At 10:32 PM (Oct 10, 2018) a spike of exceptions during an auto-scaling event triggered an alert. We began investigating and discovered an issue with servers failing to become “healthy” in our autoscaling groups. As this issue was isolated only to new machines and did not appear to be affecting customers, we proceeded immediately to roll out a fix.

We were alerted by a customer at 10:46 PM (14 minutes after the first alert) that they were experiencing delays in jobs being assigned to agents. We checked our background queues and noticed a spike in new builds, which was unable to be processed by our current capacity. And since new machines couldn’t be added to the fleet, we were under-provisioned to handle the change in load.

At 10:52 PM (6 minutes after being alerted by a customer) we reported it to StatusPage. We deployed a fix to our autoscaling group and the system returned to normal at 11:07 PM.

What was affected

Delays in jobs being assigned to agents, as well as external notifications of builds results.

Root cause

As new machines are added into our autoscaling group, they “self-deploy” the latest version of the application. They do this by running downloading the latest copy of the source code using “git fetch”, and then “git checkout” to the version the rest of the fleet are running. Once this process completes, they are marked as “healthy” and added to the group and start serving requests.

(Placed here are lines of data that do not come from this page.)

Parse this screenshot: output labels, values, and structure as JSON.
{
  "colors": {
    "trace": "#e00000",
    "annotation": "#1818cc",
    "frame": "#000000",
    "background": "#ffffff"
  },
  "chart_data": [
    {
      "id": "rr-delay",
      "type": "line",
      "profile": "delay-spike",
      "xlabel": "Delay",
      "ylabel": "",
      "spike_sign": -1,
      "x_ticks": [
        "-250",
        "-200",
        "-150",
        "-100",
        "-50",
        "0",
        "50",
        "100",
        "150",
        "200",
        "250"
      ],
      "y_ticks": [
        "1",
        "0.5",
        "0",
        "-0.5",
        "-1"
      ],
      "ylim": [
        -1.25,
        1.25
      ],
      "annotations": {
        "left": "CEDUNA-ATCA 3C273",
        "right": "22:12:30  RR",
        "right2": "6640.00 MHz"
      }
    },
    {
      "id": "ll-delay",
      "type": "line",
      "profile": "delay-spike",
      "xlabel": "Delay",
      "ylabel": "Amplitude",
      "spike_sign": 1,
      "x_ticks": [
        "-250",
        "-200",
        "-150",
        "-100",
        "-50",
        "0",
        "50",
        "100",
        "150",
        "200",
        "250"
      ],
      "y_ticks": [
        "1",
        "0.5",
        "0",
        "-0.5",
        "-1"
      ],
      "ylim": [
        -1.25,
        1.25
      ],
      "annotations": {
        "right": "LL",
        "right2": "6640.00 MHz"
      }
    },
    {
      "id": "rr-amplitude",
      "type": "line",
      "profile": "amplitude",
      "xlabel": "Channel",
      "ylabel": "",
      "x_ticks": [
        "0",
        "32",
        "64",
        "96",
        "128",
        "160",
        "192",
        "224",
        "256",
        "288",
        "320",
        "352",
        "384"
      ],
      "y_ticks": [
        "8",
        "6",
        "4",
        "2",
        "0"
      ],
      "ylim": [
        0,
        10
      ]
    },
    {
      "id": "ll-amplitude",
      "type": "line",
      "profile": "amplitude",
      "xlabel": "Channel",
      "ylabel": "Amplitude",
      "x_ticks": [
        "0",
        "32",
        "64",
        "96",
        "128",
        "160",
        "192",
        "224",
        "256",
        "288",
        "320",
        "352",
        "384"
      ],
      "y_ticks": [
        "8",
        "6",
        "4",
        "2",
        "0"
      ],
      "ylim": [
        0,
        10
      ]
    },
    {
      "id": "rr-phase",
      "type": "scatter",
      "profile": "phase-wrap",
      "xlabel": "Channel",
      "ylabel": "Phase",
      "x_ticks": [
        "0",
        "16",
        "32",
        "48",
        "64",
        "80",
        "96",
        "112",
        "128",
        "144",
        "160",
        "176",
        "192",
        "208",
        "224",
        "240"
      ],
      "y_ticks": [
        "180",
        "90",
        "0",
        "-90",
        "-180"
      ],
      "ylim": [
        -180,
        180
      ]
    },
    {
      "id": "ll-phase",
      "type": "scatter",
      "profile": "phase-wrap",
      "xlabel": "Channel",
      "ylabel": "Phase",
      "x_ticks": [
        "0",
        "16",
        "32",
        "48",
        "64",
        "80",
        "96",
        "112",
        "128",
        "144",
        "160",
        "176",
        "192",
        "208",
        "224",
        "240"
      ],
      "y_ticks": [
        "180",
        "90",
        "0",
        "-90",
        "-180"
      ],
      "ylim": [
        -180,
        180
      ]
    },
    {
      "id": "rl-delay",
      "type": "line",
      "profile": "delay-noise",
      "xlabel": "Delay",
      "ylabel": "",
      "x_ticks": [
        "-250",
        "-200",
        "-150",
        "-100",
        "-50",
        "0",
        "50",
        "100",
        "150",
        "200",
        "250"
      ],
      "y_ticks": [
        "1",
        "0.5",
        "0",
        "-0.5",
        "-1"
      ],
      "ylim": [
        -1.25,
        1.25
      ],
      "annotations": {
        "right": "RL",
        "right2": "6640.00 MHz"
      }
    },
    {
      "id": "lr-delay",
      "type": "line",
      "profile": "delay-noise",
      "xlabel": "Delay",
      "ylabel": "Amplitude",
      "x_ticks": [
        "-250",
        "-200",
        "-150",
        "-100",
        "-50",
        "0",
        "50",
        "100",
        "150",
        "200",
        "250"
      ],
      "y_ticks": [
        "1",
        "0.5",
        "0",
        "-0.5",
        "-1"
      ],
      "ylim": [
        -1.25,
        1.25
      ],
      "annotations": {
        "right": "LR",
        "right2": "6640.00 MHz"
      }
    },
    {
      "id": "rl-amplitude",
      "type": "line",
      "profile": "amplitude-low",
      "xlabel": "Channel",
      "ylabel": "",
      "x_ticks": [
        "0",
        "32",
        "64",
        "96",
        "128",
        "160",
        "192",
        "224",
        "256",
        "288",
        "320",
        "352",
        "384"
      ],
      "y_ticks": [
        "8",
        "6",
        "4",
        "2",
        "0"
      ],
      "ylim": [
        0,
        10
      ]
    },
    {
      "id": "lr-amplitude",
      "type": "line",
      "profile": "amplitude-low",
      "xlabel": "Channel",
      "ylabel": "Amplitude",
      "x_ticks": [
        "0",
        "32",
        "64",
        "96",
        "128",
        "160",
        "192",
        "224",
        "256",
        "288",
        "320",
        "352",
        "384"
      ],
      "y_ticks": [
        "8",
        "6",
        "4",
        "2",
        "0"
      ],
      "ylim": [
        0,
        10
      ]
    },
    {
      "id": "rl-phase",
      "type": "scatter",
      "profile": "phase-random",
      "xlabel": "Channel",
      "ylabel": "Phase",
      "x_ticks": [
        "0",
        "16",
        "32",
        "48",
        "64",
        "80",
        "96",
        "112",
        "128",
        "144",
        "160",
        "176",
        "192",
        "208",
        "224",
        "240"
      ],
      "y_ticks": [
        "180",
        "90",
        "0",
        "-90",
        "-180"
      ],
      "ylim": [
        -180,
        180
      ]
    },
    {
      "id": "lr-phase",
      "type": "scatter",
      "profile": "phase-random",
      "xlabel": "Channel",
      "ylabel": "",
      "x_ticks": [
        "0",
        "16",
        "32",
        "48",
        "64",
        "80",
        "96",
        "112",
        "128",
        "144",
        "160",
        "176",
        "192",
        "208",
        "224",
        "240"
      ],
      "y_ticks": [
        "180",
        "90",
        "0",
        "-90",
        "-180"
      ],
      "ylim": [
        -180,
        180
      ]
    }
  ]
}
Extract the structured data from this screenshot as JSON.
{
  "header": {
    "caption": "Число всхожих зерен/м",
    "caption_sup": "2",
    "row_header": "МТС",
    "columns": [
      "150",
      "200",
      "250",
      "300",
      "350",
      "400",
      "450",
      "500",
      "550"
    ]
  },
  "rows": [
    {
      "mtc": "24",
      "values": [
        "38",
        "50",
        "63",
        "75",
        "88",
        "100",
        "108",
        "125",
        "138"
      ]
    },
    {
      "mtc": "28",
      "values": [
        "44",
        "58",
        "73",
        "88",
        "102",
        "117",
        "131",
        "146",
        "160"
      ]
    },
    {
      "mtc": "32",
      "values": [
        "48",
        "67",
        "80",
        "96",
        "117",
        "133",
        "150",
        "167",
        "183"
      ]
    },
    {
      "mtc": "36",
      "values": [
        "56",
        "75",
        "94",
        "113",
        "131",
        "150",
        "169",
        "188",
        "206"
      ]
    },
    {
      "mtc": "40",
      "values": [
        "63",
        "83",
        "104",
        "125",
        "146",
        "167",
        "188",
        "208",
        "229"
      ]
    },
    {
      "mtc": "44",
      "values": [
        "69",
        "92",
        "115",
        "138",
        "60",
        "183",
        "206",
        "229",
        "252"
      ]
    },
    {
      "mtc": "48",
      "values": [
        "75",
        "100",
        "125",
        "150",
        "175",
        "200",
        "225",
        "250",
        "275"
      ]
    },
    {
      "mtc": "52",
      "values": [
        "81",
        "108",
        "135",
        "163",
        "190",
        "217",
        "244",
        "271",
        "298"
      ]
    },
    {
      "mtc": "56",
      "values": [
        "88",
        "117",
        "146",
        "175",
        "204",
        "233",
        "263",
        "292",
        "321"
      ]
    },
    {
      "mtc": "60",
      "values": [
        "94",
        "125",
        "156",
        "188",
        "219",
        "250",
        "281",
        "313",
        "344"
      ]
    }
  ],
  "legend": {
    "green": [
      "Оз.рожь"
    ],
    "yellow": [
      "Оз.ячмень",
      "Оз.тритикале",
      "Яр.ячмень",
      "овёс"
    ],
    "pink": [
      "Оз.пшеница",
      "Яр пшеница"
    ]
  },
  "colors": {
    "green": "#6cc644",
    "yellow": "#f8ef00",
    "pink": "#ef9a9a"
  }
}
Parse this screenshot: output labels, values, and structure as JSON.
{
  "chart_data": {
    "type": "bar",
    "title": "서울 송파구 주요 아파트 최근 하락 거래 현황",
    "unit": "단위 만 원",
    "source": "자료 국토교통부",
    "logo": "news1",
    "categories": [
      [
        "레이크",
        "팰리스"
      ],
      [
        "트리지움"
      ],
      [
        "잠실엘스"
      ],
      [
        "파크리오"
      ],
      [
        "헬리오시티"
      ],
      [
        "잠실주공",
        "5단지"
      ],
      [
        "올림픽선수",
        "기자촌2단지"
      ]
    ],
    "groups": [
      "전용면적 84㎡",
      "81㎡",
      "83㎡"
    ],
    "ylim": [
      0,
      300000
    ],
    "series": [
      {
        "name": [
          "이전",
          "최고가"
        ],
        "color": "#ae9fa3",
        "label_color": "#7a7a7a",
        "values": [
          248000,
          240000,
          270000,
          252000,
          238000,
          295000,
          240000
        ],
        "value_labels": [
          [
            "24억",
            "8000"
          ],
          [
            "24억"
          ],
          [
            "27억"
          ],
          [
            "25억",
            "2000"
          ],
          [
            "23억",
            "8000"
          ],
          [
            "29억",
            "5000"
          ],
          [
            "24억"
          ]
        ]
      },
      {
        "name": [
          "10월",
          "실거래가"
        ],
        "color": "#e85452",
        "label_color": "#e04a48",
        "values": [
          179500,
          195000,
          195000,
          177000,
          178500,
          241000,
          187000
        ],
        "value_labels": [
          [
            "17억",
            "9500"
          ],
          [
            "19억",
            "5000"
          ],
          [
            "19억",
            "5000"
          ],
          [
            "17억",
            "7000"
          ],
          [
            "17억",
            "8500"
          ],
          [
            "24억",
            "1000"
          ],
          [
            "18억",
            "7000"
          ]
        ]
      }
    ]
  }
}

In the latest version of the application, there was a reference to a git submodule commit that no longer existed, which caused the git commands during the self-deploy process to fail resulting in the machines not being added to the group and never transitioning to “healthy”. We were under-provisioned to handle any changes in workload because of this.

Changes we’ve made

We fixed the git submodule reference and pushed out a new copy of our application to all servers.

Changes we're going to make

Investigate alternative approaches to our self-deploy process and accelerating our plans to move to artifact based deployments.

Posted about 1 month ago. Oct 11, 2018 - 14:49 AEDT

Resolved
This incident has been resolved.
Posted about 1 month ago. Oct 11, 2018 - 11:06 AEDT
Monitoring
We’ve got builds running as normal again. We’re keeping an eye on things while it levels out.
Posted about 1 month ago. Oct 11, 2018 - 10:07 AEDT
Identified
Some builds are lagging behind, and we’re working on a fix
Posted about 1 month ago. Oct 11, 2018 - 09:52 AEDT
This incident affected: Job Queue.